Selain itu, kerusakan dan pencemaran lingkungan dan penghilangan sumber kehidupan masyarakat wilayah transmigrasi Kancu’u, Lahan Usaha Satu (LU 1) dan Lahan Usaha Dua (LU 2) seluas 100 Ha belum memiliki kejelasan status kepemilikan tanah yang seharusnya diakui oleh pemerintah lewat sertifikat.

“Berharap mendapatkan sertifikat tanah lewat program transmigrasi, justru masyarakat dibebankan utang sebesar Rp 98,000.000 dengan dalih mengganti biaya operasional penanaman sawit, pembelian bibit dan perawatan,” teriak para pendemo.
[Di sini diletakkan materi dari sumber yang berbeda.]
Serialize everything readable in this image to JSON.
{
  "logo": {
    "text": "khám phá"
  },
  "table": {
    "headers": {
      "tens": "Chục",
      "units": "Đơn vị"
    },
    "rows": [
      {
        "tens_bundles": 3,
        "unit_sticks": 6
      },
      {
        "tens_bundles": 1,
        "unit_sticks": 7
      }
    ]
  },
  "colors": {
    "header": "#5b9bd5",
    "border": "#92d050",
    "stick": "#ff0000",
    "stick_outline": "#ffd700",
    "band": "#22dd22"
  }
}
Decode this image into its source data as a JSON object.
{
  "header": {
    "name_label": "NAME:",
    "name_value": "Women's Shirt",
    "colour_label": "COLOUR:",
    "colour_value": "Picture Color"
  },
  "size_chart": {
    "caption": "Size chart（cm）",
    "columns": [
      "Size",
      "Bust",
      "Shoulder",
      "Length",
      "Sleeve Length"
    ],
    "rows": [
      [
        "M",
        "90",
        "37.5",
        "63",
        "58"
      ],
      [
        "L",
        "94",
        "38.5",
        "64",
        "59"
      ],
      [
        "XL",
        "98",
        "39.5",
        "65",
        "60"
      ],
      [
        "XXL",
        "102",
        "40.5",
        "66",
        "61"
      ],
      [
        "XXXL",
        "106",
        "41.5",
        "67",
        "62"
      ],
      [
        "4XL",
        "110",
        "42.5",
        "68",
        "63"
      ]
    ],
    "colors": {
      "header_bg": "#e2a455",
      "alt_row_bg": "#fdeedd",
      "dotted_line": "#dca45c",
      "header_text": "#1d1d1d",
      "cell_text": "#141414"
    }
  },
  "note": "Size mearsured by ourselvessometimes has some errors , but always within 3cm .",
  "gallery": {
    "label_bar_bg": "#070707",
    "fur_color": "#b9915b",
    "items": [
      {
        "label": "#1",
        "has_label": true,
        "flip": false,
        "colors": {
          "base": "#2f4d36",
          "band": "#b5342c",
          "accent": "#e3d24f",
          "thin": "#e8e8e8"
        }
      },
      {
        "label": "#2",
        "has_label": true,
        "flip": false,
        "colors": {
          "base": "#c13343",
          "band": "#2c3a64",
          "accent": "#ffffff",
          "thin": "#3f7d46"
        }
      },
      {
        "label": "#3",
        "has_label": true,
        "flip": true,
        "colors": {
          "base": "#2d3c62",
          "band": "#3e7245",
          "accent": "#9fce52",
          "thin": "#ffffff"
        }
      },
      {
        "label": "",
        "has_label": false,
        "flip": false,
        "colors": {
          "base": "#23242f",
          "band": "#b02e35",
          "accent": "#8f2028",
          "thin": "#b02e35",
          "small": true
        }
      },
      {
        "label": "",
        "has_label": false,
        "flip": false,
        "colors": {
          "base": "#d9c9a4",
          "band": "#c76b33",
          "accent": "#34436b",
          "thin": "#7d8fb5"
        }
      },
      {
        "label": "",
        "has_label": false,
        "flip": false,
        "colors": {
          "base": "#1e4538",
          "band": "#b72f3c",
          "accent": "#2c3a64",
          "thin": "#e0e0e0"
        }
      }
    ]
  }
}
Upaya penuntutan hak-hak tersebut sudah sering dilakukan oleh masyarakat Transmigrasi Kancu’u, mulai dari hearing, rapat multi pihak, mendatangi bupati, instansi terkait dan gubernur. Akan tetapi persoalan ini tak kunjung mendapatkan titik terang.

Ada beberapa tuntutan masyarakat Transmigrasi Kancu’u, diantaranya,
realisasikan SHM terhadap lahan LU 1 dan LU 2 di Transmigrasi Kancu’u, hapuskan hutang yang di bebankan kepada masyarakat Transmigrasi Kancu’u, perjelas tata batas Desa Kancu’u dan Desa Tiu untuk mempercepat proses pengukuran lahan yang akan di sertifikatkan dan menghindari konflik antar masyarakat, penuhi hak dasar kesehatan dan pendidikan masyarakat Transmigrasi Kancu’u serta penuhi hak dasar administrasi masyarakat Transmigrasi Kancu’u.

Hasil dari hearing dan aksi bersama tersebut, Asisten II Setdakab Poso menerima semua apa yang menjadi tuntutan perempuan dan warga Transmigrasi Kancu’u dengan dibuatkan berita acara.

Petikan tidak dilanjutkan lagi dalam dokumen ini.